I am still so young and stupid, and on the other hand, I feel like I've been through so much and perhaps I should have learned more than I have from all the faltering.
Over the course of the year I have been in three relationships. I think that says too much about me all on it's own. I haven't figured out what I want... not at all.
I've had two miscarriages. They are very painful, and while I certainly wasn't ready for kids in any sort of way, it might be a bad omen in the way of childbearing, which I was hoping to do... someday. Perhaps my body knew I wasn't ready, and maybe it never will be.
I had a benign tumor in my stomach (big yay for no cancer!), I got it taken out, I drove myself home from the hospital. Sometimes I want to be stronger than I am and I don't ask for help, young and stupid I certainly am.
I got arrested. If you know me very well, you know why :)
I spend the vast majority of my time now caring for my grandmother who is in a late stage of Alzheimer's.
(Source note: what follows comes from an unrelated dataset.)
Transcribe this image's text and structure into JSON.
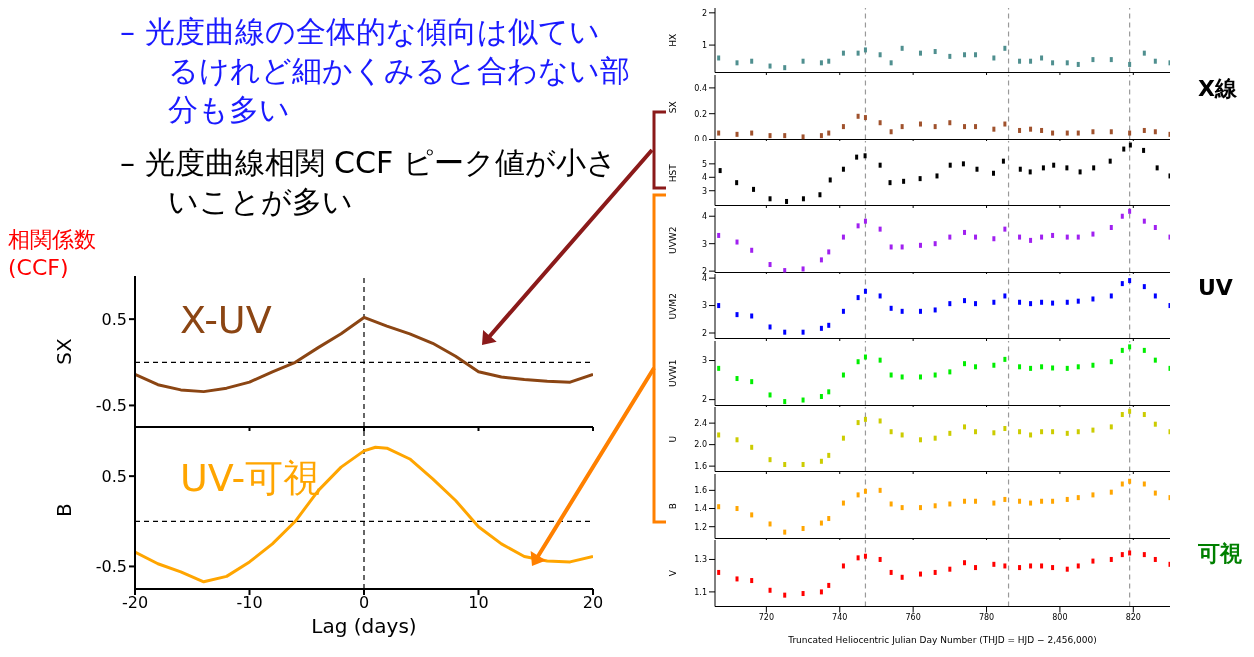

I'm usually with her 15 hours a day, and it's difficult. It's only been about a month, but the time passes slower that I thought it ever could.
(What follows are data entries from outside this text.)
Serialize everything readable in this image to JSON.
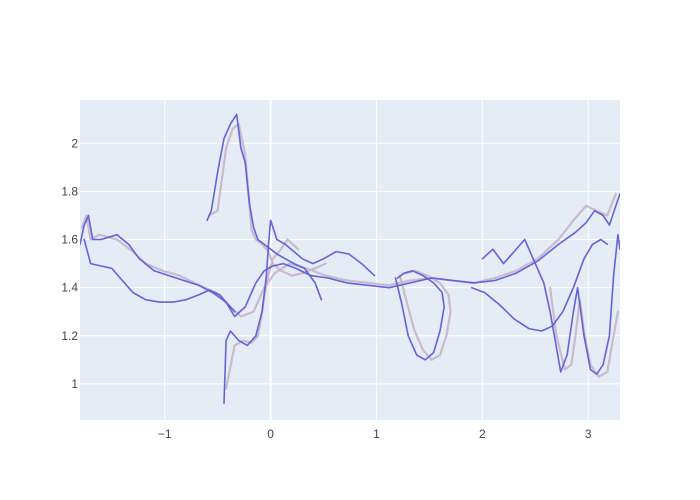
{
  "chart_data": {
    "type": "line",
    "title": "",
    "xlabel": "",
    "ylabel": "",
    "xlim": [
      -1.8,
      3.3
    ],
    "ylim": [
      0.85,
      2.18
    ],
    "grid": true,
    "x_ticks": [
      -1,
      0,
      1,
      2,
      3
    ],
    "x_tick_labels": [
      "−1",
      "0",
      "1",
      "2",
      "3"
    ],
    "y_ticks": [
      1,
      1.2,
      1.4,
      1.6,
      1.8,
      2
    ],
    "y_tick_labels": [
      "1",
      "1.2",
      "1.4",
      "1.6",
      "1.8",
      "2"
    ],
    "series": [
      {
        "color": "#c8b4c8",
        "x": [
          -1.78,
          -1.74,
          -1.7,
          -1.62,
          -1.45,
          -1.3,
          -1.18,
          -1.02,
          -0.86,
          -0.72,
          -0.52,
          -0.38,
          -0.28,
          -0.16,
          -0.06,
          0.04,
          0.18,
          0.34,
          0.52,
          0.72,
          0.92,
          1.12,
          1.32,
          1.52,
          1.72,
          1.92,
          2.12,
          2.32,
          2.52,
          2.72,
          2.86,
          2.98,
          3.08,
          3.18,
          3.26
        ],
        "y": [
          1.65,
          1.7,
          1.6,
          1.62,
          1.6,
          1.55,
          1.5,
          1.47,
          1.45,
          1.42,
          1.38,
          1.32,
          1.28,
          1.3,
          1.4,
          1.46,
          1.5,
          1.48,
          1.45,
          1.43,
          1.42,
          1.41,
          1.43,
          1.44,
          1.43,
          1.42,
          1.44,
          1.47,
          1.52,
          1.6,
          1.68,
          1.74,
          1.72,
          1.7,
          1.79
        ]
      },
      {
        "color": "#c8b4c8",
        "x": [
          -0.58,
          -0.5,
          -0.42,
          -0.36,
          -0.3,
          -0.24,
          -0.2,
          -0.18,
          -0.14,
          -0.08,
          -0.02,
          0.02,
          0.1,
          0.2,
          0.3,
          0.42,
          0.52
        ],
        "y": [
          1.7,
          1.72,
          1.98,
          2.06,
          2.08,
          1.95,
          1.75,
          1.64,
          1.6,
          1.58,
          1.55,
          1.5,
          1.47,
          1.45,
          1.46,
          1.48,
          1.5
        ]
      },
      {
        "color": "#c8b4c8",
        "x": [
          -0.42,
          -0.34,
          -0.26,
          -0.18,
          -0.12,
          -0.08,
          -0.04,
          0.02,
          0.08,
          0.16,
          0.26
        ],
        "y": [
          0.98,
          1.16,
          1.18,
          1.17,
          1.2,
          1.3,
          1.42,
          1.52,
          1.55,
          1.6,
          1.56
        ]
      },
      {
        "color": "#c8b4c8",
        "x": [
          1.22,
          1.28,
          1.36,
          1.44,
          1.52,
          1.6,
          1.66,
          1.7,
          1.68,
          1.6,
          1.48,
          1.36,
          1.28
        ],
        "y": [
          1.45,
          1.35,
          1.22,
          1.14,
          1.1,
          1.12,
          1.2,
          1.3,
          1.37,
          1.42,
          1.45,
          1.47,
          1.46
        ]
      },
      {
        "color": "#c8b4c8",
        "x": [
          2.64,
          2.7,
          2.78,
          2.84,
          2.88,
          2.92,
          2.96,
          3.02,
          3.1,
          3.18,
          3.24,
          3.28
        ],
        "y": [
          1.4,
          1.2,
          1.06,
          1.08,
          1.2,
          1.35,
          1.22,
          1.08,
          1.03,
          1.05,
          1.2,
          1.3
        ]
      },
      {
        "color": "#5c5cdc",
        "x": [
          -1.8,
          -1.76,
          -1.72,
          -1.68,
          -1.6,
          -1.45,
          -1.34,
          -1.24,
          -1.1,
          -0.96,
          -0.82,
          -0.68,
          -0.55,
          -0.42,
          -0.34,
          -0.24,
          -0.14,
          -0.06,
          0.02,
          0.12,
          0.24,
          0.38,
          0.54,
          0.72,
          0.92,
          1.12,
          1.32,
          1.52,
          1.72,
          1.92,
          2.12,
          2.32,
          2.52,
          2.72,
          2.88,
          2.98,
          3.06,
          3.14,
          3.2,
          3.26,
          3.3
        ],
        "y": [
          1.58,
          1.66,
          1.7,
          1.6,
          1.6,
          1.62,
          1.58,
          1.52,
          1.47,
          1.45,
          1.43,
          1.41,
          1.38,
          1.34,
          1.28,
          1.32,
          1.42,
          1.47,
          1.49,
          1.5,
          1.48,
          1.45,
          1.44,
          1.42,
          1.41,
          1.4,
          1.42,
          1.44,
          1.43,
          1.42,
          1.43,
          1.46,
          1.51,
          1.58,
          1.63,
          1.67,
          1.72,
          1.7,
          1.66,
          1.74,
          1.79
        ]
      },
      {
        "color": "#5c5cdc",
        "x": [
          -1.76,
          -1.7,
          -1.6,
          -1.5,
          -1.42,
          -1.3,
          -1.18,
          -1.05,
          -0.92,
          -0.8,
          -0.68,
          -0.58,
          -0.48,
          -0.4,
          -0.34
        ],
        "y": [
          1.6,
          1.5,
          1.49,
          1.48,
          1.44,
          1.38,
          1.35,
          1.34,
          1.34,
          1.35,
          1.37,
          1.39,
          1.37,
          1.33,
          1.3
        ]
      },
      {
        "color": "#5c5cdc",
        "x": [
          -0.6,
          -0.56,
          -0.5,
          -0.44,
          -0.38,
          -0.32,
          -0.28,
          -0.24,
          -0.2,
          -0.16,
          -0.12,
          -0.06,
          0.0,
          0.06,
          0.14,
          0.22,
          0.32,
          0.42,
          0.48
        ],
        "y": [
          1.68,
          1.72,
          1.88,
          2.02,
          2.08,
          2.12,
          1.98,
          1.92,
          1.75,
          1.65,
          1.6,
          1.58,
          1.56,
          1.54,
          1.52,
          1.5,
          1.48,
          1.42,
          1.35
        ]
      },
      {
        "color": "#5c5cdc",
        "x": [
          -0.44,
          -0.42,
          -0.38,
          -0.3,
          -0.22,
          -0.14,
          -0.08,
          -0.04,
          -0.02,
          0.0,
          0.06,
          0.14,
          0.22,
          0.3,
          0.4,
          0.5,
          0.62,
          0.74,
          0.86,
          0.98
        ],
        "y": [
          0.92,
          1.18,
          1.22,
          1.18,
          1.16,
          1.2,
          1.3,
          1.45,
          1.58,
          1.68,
          1.6,
          1.58,
          1.55,
          1.52,
          1.5,
          1.52,
          1.55,
          1.54,
          1.5,
          1.45
        ]
      },
      {
        "color": "#5c5cdc",
        "x": [
          1.18,
          1.24,
          1.3,
          1.38,
          1.46,
          1.54,
          1.6,
          1.64,
          1.62,
          1.54,
          1.44,
          1.34,
          1.26,
          1.2
        ],
        "y": [
          1.44,
          1.33,
          1.2,
          1.12,
          1.1,
          1.13,
          1.22,
          1.32,
          1.38,
          1.42,
          1.45,
          1.47,
          1.46,
          1.44
        ]
      },
      {
        "color": "#5c5cdc",
        "x": [
          2.0,
          2.1,
          2.2,
          2.3,
          2.4,
          2.5,
          2.58,
          2.64,
          2.7,
          2.74,
          2.8,
          2.86,
          2.9,
          2.96,
          3.02,
          3.08,
          3.14,
          3.2,
          3.24,
          3.28,
          3.3
        ],
        "y": [
          1.52,
          1.56,
          1.5,
          1.55,
          1.6,
          1.5,
          1.42,
          1.3,
          1.15,
          1.05,
          1.12,
          1.3,
          1.4,
          1.2,
          1.06,
          1.04,
          1.08,
          1.2,
          1.45,
          1.62,
          1.56
        ]
      },
      {
        "color": "#5c5cdc",
        "x": [
          1.9,
          2.02,
          2.16,
          2.3,
          2.44,
          2.56,
          2.66,
          2.76,
          2.86,
          2.96,
          3.04,
          3.12,
          3.18
        ],
        "y": [
          1.4,
          1.38,
          1.33,
          1.27,
          1.23,
          1.22,
          1.24,
          1.3,
          1.4,
          1.52,
          1.58,
          1.6,
          1.58
        ]
      }
    ]
  }
}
On a sillier note, I have take up playing WoW to pass some of the hours in my grandparents house. It's fun, and a little addictive, but once I can be out in the world a little more I think I'll be giving it up.
There doesn't seem to be a strong drive within me to be successful, but I would like to get back to school soon and do something with my life that holds some meaning, and since I'm young and stupid and perhaps naive, I still think I might fall into a love story with a happy ending. :)
Andy and Ashley have the biggest hearts in the world, they have let me stay with them for a long time now and I can't really express how thankful I am and how anxious I am to have something to give back to them. I don't deserve all the kindness they have shown me. I haven't been able to be the friend I would like to be to them, and a lot of people... and while the run of unfortunate events and depressed state isn't a good excuse for it, I'm still sorry, and hope that forgiveness isn't too hard to find in the next year.